Sąd Konstytucyjny Armenii po niemal dwudziestu latach wahań doszedł do wniosku, że Rzymski Statut Międzynarodowego Trybunału Karnego nie koliduje z konstytucją kraju. Sprawą ratyfikacji tego jednego z najważniejszych aktów prawa międzynarodowego zajmie się ormiański parlament. Jeżeli rządząca partia premiera Nikola Paszyniana go uchwali, a wszystko na to wskazuje, kraj będzie musiał respektować wydany niedawno haski nakaz aresztowania Władimira Putina.

Trudno to sobie wyobrazić, gdyż Armenia była dotychczas uznawana za jednego z najwierniejszych sojuszników Rosji w ramach Organizacji Układu o Bezpieczeństwie Zbiorowym (ODKB). W ormiańskim Giumri rozlokowana jest 102. rosyjska baza wojenna, a na terenie Górskiego Karabachu (wokół którego od lat trwa ormiańsko-azerska konfrontacja) stacjonują rosyjskie siły pokojowe.

Ostrzeżenie z Kremla

W Erywaniu przekonują, że decyzja Sądu Konstytucyjnego w Armenii nie ma związku z wydanym niedawno przez MTK nakazem aresztowania Putina.
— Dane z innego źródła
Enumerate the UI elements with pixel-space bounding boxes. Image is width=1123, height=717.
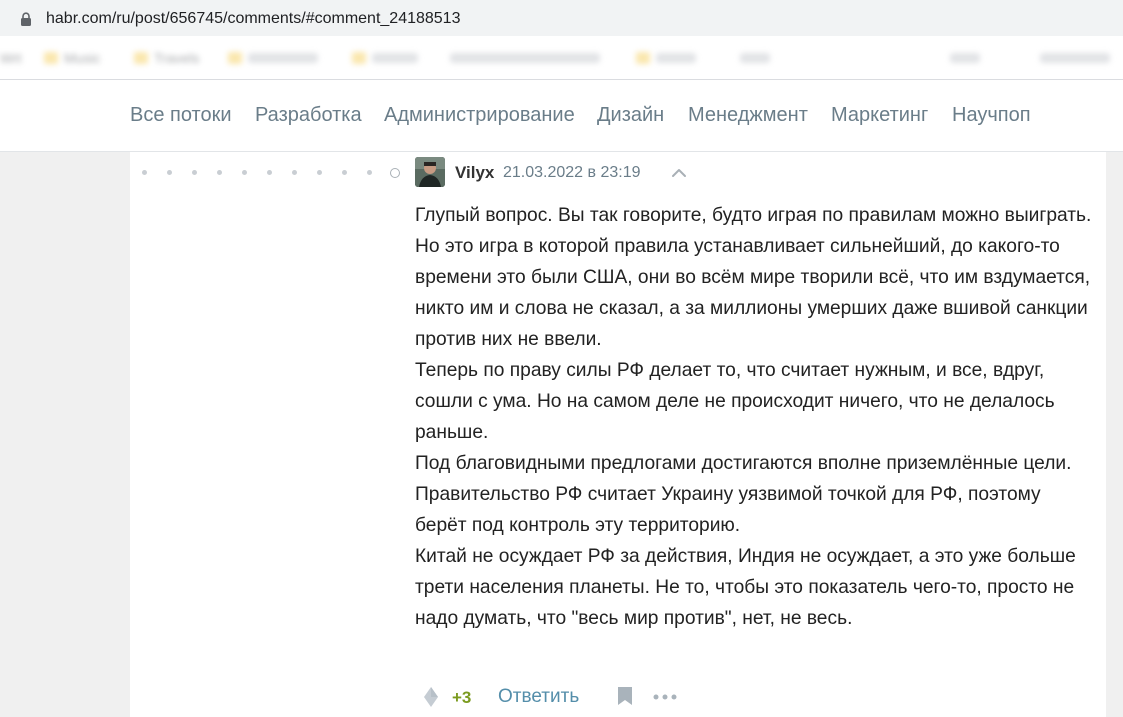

Twierdzą, że ratyfikację wstrzymano w 2004 roku, ale od tamtej pory konstytucja Armenii kilkakrotnie się zmieniała. Zdanie zmienił więc także Sąd Konstytucyjny.

Kremla ta argumentacja nie przekonuje. Wysłał wiadomość władzom w Erywaniu poprzez główną rządową agencję TASS. Powołując się na anonimowego rozmówcę w rosyjskim Ministerstwie Spraw Zagranicznych, agencja poinformowała, że Moskwa traktuje plany Ormian dotyczące ratyfikacji Rzymskiego Statutu MTK jako „absolutnie niedopuszczalne”. Co więcej, z informacji tych wynika, że strona ormiańska została poinformowana przez Rosjan, iż podjęcie takiej decyzji wiąże się ze „skrajnie negatywnymi” skutkami dla dwustronnych relacji.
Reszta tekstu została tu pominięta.